In Aguirre, the court addressed the plaintiffs’ argument that in Brinker Rest. Corp. v. Superior Court, 53 Cal. 4th 1004 (2012), the California Supreme Court made the meal and rest break laws more flexible, thus lessening their impact on the rates, routes, and services of motor carriers, making federal preemption not applicable. The Aguirre court noted that whatever new flexibility may be evident under Brinker, it did not undermine the analysis set forth in several California courts that applied FAAAA preemption. Aguirre recognized that since the break laws mandate when drivers must stop providing service to take duty-free breaks, it takes longer for them to drive the same distance, and companies are limited only to routes that are amenable to the logistical requirements of scheduled breaks.
Aguirre also addressed the recent California Supreme Court decision in Kirby v.

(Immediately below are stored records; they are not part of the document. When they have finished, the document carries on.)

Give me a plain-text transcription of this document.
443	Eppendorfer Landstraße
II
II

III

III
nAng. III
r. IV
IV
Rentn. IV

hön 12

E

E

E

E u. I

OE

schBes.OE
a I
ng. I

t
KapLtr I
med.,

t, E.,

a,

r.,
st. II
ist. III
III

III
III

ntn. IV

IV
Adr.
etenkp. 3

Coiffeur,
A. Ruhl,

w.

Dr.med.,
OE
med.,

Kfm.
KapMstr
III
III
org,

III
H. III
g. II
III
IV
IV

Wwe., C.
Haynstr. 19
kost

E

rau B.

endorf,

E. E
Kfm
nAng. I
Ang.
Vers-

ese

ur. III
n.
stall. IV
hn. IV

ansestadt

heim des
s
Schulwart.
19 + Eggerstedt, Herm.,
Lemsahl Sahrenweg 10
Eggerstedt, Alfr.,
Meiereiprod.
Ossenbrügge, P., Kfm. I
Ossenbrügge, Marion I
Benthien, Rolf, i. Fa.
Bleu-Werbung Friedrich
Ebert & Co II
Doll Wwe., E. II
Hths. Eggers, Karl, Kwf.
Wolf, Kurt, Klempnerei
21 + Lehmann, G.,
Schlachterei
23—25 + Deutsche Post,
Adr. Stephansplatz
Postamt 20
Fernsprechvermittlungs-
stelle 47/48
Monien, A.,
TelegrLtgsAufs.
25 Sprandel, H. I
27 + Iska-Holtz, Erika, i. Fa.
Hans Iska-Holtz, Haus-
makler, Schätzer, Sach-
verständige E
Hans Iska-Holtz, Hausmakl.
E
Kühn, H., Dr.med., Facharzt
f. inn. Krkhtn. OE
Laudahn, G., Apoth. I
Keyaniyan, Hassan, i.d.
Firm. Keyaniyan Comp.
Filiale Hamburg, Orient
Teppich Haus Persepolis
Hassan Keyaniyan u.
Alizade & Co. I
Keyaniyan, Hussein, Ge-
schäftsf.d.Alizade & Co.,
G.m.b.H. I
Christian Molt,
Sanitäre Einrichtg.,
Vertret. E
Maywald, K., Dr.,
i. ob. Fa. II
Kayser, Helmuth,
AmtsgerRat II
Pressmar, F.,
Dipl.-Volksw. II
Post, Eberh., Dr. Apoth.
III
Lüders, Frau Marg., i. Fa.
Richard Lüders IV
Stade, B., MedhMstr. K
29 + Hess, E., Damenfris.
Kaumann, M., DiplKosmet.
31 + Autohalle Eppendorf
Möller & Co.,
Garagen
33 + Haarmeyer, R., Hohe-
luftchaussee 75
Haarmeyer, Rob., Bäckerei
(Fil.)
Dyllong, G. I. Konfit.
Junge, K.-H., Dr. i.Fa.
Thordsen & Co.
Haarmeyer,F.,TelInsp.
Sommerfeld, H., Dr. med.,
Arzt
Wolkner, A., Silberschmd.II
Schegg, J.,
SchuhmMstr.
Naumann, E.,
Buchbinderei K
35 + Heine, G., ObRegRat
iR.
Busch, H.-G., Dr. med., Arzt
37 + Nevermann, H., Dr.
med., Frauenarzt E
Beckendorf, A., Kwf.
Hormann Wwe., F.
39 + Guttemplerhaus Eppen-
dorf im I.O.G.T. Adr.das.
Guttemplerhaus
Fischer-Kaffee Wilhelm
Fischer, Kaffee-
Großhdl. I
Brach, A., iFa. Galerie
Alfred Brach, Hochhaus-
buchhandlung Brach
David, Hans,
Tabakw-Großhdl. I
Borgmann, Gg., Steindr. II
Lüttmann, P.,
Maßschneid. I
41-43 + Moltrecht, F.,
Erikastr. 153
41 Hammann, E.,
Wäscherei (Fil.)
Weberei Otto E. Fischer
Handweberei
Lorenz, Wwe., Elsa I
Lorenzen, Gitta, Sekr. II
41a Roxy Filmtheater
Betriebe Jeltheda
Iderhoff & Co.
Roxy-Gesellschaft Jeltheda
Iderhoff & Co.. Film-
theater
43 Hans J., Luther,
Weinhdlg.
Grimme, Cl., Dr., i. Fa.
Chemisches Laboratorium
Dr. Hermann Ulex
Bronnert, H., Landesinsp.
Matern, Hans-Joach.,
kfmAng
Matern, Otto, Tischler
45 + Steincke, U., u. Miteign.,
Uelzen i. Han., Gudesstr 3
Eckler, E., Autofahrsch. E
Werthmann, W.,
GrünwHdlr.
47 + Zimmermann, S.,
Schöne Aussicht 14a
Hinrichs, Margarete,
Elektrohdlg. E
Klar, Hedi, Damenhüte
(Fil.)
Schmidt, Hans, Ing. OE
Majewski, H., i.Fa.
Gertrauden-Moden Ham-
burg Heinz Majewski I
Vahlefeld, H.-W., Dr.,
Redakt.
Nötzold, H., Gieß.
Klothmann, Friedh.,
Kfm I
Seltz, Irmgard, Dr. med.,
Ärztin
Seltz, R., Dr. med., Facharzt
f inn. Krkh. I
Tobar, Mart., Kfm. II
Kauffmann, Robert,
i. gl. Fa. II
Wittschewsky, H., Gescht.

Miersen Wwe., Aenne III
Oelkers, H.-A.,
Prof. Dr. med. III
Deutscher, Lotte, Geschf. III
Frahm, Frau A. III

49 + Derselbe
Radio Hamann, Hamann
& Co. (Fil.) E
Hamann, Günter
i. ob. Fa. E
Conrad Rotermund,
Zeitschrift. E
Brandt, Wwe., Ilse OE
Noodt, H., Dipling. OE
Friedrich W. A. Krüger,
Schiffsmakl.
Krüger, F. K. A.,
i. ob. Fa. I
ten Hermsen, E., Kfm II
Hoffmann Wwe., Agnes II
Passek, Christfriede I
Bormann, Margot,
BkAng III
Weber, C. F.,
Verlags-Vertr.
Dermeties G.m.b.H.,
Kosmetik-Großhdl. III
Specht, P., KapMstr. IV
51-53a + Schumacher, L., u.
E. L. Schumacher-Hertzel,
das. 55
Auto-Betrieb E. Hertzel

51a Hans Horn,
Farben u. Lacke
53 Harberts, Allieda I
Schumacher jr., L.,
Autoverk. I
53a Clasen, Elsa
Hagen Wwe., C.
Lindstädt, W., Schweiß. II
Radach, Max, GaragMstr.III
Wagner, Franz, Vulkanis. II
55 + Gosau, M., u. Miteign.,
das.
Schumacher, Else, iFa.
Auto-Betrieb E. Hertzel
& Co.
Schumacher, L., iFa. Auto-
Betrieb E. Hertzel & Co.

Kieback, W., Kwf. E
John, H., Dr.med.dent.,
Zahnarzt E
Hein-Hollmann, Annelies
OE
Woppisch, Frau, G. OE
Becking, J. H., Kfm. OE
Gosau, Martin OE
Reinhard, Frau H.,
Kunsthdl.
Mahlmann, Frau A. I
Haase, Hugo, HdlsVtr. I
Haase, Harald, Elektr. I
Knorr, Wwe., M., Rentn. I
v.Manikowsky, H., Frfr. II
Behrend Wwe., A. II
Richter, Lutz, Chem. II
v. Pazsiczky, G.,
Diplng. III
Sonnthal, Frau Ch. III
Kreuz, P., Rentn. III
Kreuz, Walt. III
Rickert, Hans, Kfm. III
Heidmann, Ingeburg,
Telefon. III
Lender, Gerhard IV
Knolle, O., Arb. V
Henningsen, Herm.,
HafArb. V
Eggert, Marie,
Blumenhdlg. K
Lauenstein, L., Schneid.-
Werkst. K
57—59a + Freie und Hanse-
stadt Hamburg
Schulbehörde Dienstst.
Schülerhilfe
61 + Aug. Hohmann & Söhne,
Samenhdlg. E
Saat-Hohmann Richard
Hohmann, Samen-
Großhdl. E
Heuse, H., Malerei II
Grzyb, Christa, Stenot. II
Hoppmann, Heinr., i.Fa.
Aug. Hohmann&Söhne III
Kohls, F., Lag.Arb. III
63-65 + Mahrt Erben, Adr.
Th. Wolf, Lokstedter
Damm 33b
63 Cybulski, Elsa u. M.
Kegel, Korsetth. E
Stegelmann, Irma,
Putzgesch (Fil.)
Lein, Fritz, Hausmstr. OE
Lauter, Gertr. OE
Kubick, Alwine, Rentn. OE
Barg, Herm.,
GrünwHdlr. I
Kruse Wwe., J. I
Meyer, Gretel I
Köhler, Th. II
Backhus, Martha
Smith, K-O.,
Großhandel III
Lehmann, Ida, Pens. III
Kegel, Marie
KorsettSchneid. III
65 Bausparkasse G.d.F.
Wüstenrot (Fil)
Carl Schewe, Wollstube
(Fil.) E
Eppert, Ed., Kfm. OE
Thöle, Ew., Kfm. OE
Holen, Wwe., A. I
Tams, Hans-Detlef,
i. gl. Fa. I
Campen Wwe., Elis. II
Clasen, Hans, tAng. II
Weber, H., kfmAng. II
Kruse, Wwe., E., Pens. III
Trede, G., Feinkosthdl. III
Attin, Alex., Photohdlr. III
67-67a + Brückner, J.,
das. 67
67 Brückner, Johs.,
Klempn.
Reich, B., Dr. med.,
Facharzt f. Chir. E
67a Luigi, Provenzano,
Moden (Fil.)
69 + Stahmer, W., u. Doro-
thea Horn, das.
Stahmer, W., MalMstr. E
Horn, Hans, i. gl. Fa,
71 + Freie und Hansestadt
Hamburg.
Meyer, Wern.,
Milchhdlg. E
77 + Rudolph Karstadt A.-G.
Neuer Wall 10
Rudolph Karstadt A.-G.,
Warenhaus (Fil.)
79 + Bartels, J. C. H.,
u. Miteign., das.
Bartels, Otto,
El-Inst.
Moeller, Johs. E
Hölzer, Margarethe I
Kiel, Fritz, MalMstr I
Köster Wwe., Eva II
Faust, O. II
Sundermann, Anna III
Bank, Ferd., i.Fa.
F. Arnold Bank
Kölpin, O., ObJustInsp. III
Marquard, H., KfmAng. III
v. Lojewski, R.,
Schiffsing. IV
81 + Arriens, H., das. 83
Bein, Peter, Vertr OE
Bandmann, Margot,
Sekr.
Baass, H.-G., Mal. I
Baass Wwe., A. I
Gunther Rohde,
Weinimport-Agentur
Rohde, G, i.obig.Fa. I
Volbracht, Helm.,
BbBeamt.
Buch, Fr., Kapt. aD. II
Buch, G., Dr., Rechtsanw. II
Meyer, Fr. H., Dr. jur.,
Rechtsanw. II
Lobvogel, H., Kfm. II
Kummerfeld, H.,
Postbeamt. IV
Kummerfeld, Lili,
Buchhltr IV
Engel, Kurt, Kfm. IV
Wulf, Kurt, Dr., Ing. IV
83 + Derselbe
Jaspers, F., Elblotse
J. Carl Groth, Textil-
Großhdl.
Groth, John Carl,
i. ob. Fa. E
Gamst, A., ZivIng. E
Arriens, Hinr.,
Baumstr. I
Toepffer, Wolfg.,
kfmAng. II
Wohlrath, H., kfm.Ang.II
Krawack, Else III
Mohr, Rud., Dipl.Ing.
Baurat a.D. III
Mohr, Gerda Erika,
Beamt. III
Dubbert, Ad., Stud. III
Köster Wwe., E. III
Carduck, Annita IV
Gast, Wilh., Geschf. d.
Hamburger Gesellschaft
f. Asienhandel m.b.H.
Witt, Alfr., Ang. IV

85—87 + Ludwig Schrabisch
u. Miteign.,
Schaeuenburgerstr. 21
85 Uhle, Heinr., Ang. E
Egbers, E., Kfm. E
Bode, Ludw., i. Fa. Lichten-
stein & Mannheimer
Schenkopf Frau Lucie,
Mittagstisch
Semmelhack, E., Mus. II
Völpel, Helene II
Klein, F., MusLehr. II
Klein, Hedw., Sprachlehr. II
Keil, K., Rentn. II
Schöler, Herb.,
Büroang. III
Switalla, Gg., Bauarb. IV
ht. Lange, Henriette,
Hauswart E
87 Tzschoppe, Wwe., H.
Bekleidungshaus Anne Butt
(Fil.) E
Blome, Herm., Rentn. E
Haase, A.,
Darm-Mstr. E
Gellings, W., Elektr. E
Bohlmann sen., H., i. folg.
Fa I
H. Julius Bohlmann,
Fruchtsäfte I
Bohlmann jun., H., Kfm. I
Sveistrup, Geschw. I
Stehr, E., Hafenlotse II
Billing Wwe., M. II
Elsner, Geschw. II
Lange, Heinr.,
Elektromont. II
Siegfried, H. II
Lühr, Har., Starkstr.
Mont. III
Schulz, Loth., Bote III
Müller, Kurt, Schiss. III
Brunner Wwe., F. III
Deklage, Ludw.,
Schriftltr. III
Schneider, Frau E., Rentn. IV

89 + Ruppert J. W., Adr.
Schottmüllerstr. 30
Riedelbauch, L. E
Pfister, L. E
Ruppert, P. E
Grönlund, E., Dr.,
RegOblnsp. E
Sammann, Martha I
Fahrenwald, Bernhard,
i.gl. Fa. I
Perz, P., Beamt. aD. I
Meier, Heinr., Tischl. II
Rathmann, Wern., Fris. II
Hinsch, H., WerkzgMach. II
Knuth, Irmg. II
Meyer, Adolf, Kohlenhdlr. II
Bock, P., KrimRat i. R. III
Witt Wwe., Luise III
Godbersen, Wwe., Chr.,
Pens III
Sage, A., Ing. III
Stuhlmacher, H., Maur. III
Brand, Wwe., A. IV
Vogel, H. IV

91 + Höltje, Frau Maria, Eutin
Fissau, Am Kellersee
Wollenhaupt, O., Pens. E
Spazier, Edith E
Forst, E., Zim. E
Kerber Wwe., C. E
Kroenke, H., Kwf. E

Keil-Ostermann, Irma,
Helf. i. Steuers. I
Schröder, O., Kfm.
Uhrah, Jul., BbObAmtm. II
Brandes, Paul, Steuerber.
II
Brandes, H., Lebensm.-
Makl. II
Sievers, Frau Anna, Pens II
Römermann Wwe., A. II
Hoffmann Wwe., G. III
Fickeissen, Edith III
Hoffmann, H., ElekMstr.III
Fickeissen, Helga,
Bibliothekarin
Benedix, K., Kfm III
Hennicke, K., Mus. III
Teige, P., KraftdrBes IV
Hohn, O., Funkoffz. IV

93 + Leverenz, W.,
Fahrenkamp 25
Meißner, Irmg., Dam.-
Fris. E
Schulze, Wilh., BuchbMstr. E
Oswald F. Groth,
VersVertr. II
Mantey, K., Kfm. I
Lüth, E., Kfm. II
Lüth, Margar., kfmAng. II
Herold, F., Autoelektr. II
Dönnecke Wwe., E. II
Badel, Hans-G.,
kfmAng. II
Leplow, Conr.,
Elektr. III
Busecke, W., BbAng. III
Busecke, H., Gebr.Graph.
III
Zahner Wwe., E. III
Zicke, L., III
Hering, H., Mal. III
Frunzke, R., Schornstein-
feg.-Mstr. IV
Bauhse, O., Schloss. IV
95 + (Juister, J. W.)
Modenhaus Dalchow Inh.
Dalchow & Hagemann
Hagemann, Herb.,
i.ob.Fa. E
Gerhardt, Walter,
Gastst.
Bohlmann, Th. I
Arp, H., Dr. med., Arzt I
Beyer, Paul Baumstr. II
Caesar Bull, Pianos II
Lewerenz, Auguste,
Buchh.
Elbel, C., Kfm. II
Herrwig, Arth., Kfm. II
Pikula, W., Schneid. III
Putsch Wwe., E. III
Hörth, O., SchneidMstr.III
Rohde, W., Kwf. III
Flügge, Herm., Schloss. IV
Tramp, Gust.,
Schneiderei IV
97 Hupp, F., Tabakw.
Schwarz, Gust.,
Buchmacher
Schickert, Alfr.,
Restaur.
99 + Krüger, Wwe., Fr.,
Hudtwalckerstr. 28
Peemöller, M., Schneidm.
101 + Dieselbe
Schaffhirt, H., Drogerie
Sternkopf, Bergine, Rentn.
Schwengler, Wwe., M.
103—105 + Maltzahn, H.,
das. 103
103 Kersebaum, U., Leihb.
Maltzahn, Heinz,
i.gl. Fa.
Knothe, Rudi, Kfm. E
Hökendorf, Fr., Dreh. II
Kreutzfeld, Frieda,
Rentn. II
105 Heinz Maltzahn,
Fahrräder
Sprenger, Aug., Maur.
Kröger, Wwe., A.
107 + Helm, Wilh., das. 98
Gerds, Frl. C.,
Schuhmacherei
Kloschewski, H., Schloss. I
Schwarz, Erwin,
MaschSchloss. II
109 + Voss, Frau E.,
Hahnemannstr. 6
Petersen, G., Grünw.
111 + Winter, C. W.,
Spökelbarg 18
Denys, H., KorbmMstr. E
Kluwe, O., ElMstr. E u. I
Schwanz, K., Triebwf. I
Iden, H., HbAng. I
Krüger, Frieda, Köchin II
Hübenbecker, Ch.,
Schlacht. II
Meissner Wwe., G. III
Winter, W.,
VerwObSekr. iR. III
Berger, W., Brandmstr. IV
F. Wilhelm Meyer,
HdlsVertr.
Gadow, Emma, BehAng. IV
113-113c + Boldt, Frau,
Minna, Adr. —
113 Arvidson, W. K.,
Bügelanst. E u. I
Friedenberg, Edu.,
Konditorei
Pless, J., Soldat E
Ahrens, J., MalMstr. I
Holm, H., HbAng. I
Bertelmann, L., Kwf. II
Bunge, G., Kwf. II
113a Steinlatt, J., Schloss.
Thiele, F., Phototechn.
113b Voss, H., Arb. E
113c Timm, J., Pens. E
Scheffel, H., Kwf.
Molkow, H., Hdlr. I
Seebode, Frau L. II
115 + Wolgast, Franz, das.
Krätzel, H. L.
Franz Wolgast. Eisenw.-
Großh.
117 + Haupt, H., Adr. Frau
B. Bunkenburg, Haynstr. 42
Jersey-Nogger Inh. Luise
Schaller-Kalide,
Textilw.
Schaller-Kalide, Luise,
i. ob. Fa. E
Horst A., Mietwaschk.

Immoos Fire Protection, Inc., 53 Cal. 4th 1244 (2012), in which the court made a clear distinction between “wage laws” and break laws. In Kirby, the court stated that the California labor code does not give employers a lawful choice between providing either meal and rest breaks or an additional hour of pay. This language from Kirby indicates that employers must comply with California’s meal and rest break laws by actually providing the breaks and not by paying a “wage alternative.” Mendez never discussed Kirby, which leaves the question of whether the Mendez holding is valid in light of Kirby.
Also contrary to the holding in Mendez, other courts have declined to adopt the argument that motor carriers can simply permit on-duty breaks and pay drivers for the time. California law does not provide for on-duty rest breaks, and it significantly restricts motor carriers from arranging on-duty meal breaks with their drivers. An on-duty meal break is only permitted if the motor carrier can: (a) show that five objective criteria are met about the nature of the drivers’ work, (b) secure a written agreement with each driver authorizing on-duty meal periods, and (c) even if all of this is completed, the signed agreement must state that it can be revoked at any time. On their own, these restrictions hardly provide any flexibility to motor carriers. Also, FAAAA preemption seems to be precisely what is needed to protect motor carriers from having to comply with a patchwork of such state-specific regulations on how to arrange on-duty meal breaks.
There are at least two appeals currently pending before the Ninth Circuit Court of Appeals on these preemption issues, which will hopefully be resolved in 2013. In the meantime, employers should be cautious and continue to provide meal and rest breaks for their drivers in California.